Tim Costello shares about the importance of focusing our attention on the pandemic’s impact on the world’s most vulnerable.
TIM COSTELLO: There are some fundamental things all humans on this planet share. We all breathe air. We all talk to one another, laugh, hug one another. Humans all sneeze. Humans love to dance together – far better than dancing alone. But COVID-19 has changed the way of being human. The things that we would normally do mean we put others at risk. And physical distancing – absolutely necessary – tragically has become social distancing: humans scared to hug, to dance, to laugh and talk together.

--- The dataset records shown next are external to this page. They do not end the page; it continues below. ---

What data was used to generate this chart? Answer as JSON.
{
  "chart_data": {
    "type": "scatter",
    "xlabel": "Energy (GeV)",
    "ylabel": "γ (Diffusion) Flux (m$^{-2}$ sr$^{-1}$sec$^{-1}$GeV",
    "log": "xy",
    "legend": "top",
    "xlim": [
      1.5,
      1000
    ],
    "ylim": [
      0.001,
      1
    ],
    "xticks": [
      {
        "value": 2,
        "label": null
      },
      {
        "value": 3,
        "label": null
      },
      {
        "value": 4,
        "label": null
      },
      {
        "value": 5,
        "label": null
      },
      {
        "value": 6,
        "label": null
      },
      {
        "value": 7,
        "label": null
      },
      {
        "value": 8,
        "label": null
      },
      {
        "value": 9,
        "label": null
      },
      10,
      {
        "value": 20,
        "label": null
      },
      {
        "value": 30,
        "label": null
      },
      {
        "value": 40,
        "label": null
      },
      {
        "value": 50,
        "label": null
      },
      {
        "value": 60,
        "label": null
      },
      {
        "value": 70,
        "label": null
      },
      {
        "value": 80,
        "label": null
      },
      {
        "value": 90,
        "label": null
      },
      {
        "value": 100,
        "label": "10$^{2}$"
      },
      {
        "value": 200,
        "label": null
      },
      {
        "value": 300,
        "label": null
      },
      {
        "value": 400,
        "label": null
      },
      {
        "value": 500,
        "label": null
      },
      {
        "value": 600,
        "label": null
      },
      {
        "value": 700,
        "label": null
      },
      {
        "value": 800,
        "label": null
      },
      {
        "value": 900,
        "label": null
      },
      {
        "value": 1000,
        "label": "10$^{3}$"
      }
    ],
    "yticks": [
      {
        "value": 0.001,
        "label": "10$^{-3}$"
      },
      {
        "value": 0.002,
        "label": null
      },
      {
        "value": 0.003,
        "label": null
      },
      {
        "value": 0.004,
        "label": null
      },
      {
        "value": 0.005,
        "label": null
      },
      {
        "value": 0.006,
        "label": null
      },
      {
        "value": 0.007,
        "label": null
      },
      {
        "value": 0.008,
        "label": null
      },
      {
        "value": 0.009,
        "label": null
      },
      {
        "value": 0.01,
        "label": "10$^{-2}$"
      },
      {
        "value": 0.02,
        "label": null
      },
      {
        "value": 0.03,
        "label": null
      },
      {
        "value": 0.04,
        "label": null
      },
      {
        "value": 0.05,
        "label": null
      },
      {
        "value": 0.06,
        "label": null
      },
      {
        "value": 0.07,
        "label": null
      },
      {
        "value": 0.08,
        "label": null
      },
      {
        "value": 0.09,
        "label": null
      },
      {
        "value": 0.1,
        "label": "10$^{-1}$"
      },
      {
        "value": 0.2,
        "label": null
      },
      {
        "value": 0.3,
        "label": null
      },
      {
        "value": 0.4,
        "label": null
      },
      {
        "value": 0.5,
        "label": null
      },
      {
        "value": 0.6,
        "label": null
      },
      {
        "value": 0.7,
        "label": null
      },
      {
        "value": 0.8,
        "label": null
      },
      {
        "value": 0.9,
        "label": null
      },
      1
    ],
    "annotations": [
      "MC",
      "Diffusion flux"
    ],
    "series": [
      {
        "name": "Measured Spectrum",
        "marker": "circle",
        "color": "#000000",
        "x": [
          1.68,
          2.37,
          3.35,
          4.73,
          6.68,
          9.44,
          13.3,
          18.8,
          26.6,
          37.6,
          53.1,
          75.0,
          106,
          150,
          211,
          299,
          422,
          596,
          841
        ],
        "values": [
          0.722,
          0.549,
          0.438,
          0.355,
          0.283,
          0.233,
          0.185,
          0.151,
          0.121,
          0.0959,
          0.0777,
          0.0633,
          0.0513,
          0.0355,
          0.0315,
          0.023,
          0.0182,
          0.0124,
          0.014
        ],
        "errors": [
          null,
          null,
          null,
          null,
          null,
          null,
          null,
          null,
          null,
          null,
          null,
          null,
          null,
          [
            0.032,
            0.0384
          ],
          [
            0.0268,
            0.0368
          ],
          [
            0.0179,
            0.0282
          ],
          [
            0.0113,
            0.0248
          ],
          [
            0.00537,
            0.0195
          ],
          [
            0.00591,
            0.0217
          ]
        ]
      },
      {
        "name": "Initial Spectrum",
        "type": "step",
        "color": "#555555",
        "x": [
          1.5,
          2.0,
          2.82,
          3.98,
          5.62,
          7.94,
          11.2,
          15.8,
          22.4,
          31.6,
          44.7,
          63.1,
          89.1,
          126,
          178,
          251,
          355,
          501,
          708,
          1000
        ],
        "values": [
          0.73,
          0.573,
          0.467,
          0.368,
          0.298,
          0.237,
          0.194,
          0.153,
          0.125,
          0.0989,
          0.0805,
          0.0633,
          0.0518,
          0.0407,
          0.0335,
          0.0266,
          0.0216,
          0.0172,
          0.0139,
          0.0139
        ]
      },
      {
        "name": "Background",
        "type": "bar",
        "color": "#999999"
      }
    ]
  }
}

Well, it’s important to physically distance – that’s why our shopping malls are closed, and our churches, and our football games – just to be life-saving good citizens to others. But how do you physically distance in a slum? Whether it’s in Brazil or in India – 60,000 infections a day now in India, it’s rushing through the slums. How do you physically distance when you’re in the Rohingya Refugee Camp, Cox’s Bazaar – I’ve been there – ten families sharing one pit toilet, walking huge kilometres just to get water, how do you wash your hands and physically distance?
That’s why ‘End COVID For All’, which particularly marks World Humanitarian Day on August the 19th, is so important. It’s to recognise that everyone – the most vulnerable and poor – are God’s children, with great dignity. COVID doesn’t end for any of us until it ends for all of us, until it ends for them too. Yes, our national borders need to be shut, but not our hearts – that would close down our humanity.
In ‘End COVID For All’, we’re inviting you to join a whole lot of people to say: “We are thinking of others.” Here is the mask that I’ll be wearing – #EndCOVIDForAll – you can go online and get a filter mask, a virtual mask, and take a picture of yourself and share it. ‘End COVID For All’ is about all of us literally being in this together. It doesn’t end for any of us until it ends for all of us.